Wahrscheinlich haben sie, die Jüngeren, so lange kaum über ihre Verehrung für Miller geredet, weil Publikum und Kritiker derlei Äußerungen von Anfängern sehr gern missverstehen und den aufstrebenden Künstlern sogleich Epigonentum unterstellen. Doch eines Tages, wenn die eigene Karriere wie auf Schienen läuft, muss man seine Schulden bezahlen. Rodriguez hat dies mit der Filmadaption der »Sin City«-Comics getan. Und indem er Tarantino einlud, für eine Sequenz als Gastregisseur tätig zu werden, hat er dem Kollegen die Möglichkeit eröffnet, dasselbe zu tun.
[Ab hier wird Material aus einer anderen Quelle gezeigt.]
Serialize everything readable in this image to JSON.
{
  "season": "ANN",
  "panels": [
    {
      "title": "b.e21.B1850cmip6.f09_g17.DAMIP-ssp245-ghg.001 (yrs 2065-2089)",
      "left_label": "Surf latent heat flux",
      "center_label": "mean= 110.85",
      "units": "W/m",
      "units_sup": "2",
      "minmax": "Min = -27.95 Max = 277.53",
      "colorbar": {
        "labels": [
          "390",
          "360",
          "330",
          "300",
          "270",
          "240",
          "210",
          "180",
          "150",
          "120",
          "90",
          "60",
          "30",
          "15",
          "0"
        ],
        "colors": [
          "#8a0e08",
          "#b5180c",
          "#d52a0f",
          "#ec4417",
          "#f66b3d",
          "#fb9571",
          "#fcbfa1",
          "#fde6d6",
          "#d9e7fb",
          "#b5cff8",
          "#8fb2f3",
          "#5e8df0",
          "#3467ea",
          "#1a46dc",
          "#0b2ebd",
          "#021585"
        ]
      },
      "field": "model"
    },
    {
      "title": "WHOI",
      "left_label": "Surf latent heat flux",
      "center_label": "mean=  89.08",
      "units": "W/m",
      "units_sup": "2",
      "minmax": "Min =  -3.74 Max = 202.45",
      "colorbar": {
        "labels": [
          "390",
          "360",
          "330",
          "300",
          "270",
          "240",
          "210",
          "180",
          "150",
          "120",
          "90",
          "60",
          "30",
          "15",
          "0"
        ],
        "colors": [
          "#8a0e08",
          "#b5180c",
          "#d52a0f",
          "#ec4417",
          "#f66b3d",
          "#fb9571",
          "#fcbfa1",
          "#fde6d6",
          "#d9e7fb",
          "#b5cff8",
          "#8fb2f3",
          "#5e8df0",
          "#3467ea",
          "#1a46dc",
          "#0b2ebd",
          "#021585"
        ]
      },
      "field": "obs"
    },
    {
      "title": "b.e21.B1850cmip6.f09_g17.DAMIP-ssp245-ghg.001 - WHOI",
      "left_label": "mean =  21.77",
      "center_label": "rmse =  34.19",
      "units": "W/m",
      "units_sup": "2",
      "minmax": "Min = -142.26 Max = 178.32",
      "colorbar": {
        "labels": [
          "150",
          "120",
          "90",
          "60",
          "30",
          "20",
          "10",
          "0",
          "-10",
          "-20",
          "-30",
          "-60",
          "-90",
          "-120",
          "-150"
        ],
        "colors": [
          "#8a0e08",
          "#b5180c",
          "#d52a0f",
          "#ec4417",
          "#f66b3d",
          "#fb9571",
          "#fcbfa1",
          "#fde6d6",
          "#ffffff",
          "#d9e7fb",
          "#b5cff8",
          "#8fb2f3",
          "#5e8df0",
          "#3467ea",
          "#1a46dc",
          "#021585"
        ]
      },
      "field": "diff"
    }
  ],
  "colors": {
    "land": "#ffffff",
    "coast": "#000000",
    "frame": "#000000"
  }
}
Es scheint bei den Dreharbeiten sehr entspannt zugegangen zu sein. »Sin City – The Making Of The Movie«, ein prächtiger Bild- und Textband im kinoadäquaten Querformat, eines der bestgemachten Filmbücher des Jahres, dokumentiert auf 270 Seiten die Begeisterung Millers über die Detailliebe seines Chefregisseurs und die Spielfreude der Darsteller. Rodriguez wiederum wird nicht müde, von Millers Kreationen zu schwärmen. Und die Schauspieler können sich gar nicht genug darüber wundern, wie Rodriguez und Miller es geschafft haben, sie zu ernsthaften Leistungen anzuspornen, obwohl buchstäblich jede Szene fast ohne Kulissen gedreht wurde, vor einer grünen Wand, die erst viel später von den Computerzauberern der Firma Troublemaker Digital mit Leben erfüllt worden ist.

Zu der Harmonie am Set dürfte nicht zuletzt die bedingungslose Loyalität Rodriguez’ zu Miller beigetragen haben. Die Director’s Guild of America (DGA) wollte nicht gestatten, dass Frank Miller als zweiter Regisseur in den Credits genannt wird, da er kein Mitglied der Innung ist. Rodriguez trat deshalb aus der DGA aus. Was immerhin bedeutet, dass er in keinem Studio auf US-amerikanischem Boden mehr als Regisseur arbeiten darf.

»Sin City« demonstriert einen Versuch, der von vornherein zum Scheitern verurteilt war. Nicht oft jedoch ist ein Misslingen so sehenswert gewesen. Wer also wissen will, warum die beste Comicverfilmung aller Zeiten kein guter Spielfilm, aber ein umwerfendes Spektakel ist, wer außerdem den Magen hat, um einige der übelsten – wiewohl stilisiertesten – Splatterszenen der Filmgeschichte zu ertragen – der lässt sich das nicht entgehen. Aber Sie können die acht Euro Eintritt genauso gut sparen und gleich in einen »Sin City«-Comic investieren. Denn damit machen Sie bestimmt nichts falsch.

Deutsche Ausgaben der »Sin City«-Comics, die für den Film adaptiert wurden: »Sin City 1: Stadt ohne Gnade« (»The Hard Goodbye«),

»Sin City 3: Das große Sterben« (»The Big Fat Kill«), beide bei Cross Cult, beide für 19,80 Euro.

»Sin City 4: Dieser feige Bastard« (»That Yellow Bastard«) soll im November 2005 ebenfalls bei Cross Cult erscheinen.